Faces in the crowd, Royal Court: Theatre Upstairs, London
Of all the new plays that have opened since the financial turmoil began, Leo Butler's Faces in the Crowd is the closest to a true credit-crunch drama, a bare-knuckle marital slugfest that's a Strindberg or an Albee for the credit-crunch generation. When the row is at its height, there are bitter recriminations about buying with plastic and falling for the have-it-now-pay-later ethos. But, of course, the play deals with the kind of emotional debts that are harder to cope with.
Dave promised Joanne the world, and she got it in expensive consumer goods. The debts built up, the children were postponed through abortion. Ten years ago, Dave buckled under the pressure and abandoned his wife, Sheffield home and financial responsibilities for the lure of London. Now, she has sought him out. The tick of the biological clock is deafening, and it's payback time.
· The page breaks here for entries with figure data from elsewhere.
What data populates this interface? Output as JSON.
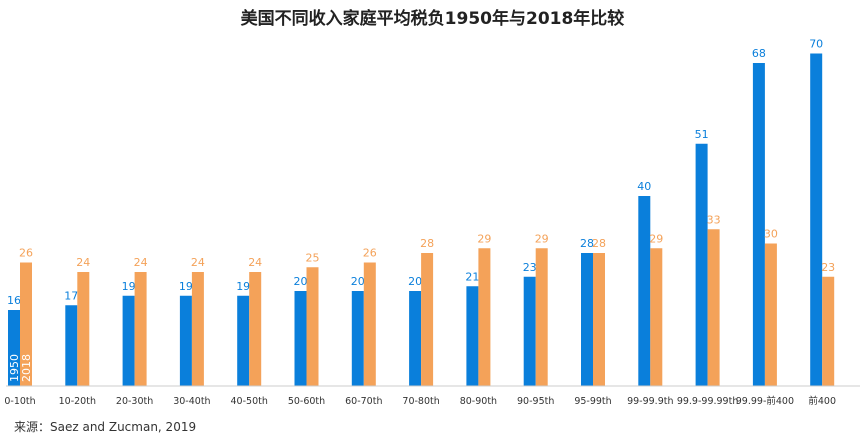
{
  "chart_data": {
    "type": "bar",
    "title": "美国不同收入家庭平均税负1950年与2018年比较",
    "categories": [
      "0-10th",
      "10-20th",
      "20-30th",
      "30-40th",
      "40-50th",
      "50-60th",
      "60-70th",
      "70-80th",
      "80-90th",
      "90-95th",
      "95-99th",
      "99-99.9th",
      "99.9-99.99th",
      "99.99-前400",
      "前400"
    ],
    "series": [
      {
        "name": "1950",
        "color": "#0a7fdb",
        "values": [
          16,
          17,
          19,
          19,
          19,
          20,
          20,
          20,
          21,
          23,
          28,
          40,
          51,
          68,
          70
        ]
      },
      {
        "name": "2018",
        "color": "#f4a259",
        "values": [
          26,
          24,
          24,
          24,
          24,
          25,
          26,
          28,
          29,
          29,
          28,
          29,
          33,
          30,
          23
        ]
      }
    ],
    "ylim": [
      0,
      70
    ],
    "grid": false,
    "legend": "inline labels inside first bar pair"
  },
  "source": "来源：Saez and Zucman, 2019"
}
The drama unfolds in Dave's noisy, minimalist Shoreditch flat. For Clare Lizzimore's tense, hard-hitting production, the design by William Fricker and Rae Smith puts the audience in the position of uneasy voyeurs, as though watching animals in a bear pit. We get to pry on all the ignominious juxtapositions – Joanne rifling though Dave's mobile at the lunch bar while Dave is in the loo trying to stiffen his resolve with porn mags.
Amanda Drew and Con O'Neill give fiercely courageous, sometimes literally full-frontal performances as the couple. But there's some contrivance about proceedings, and you are never sufficiently pierced by their back story to care enough about their predicament, though Butler gets some queasy mileage out of Joanne's conflicted aims – to fall pregnant by Dave and to humiliate him.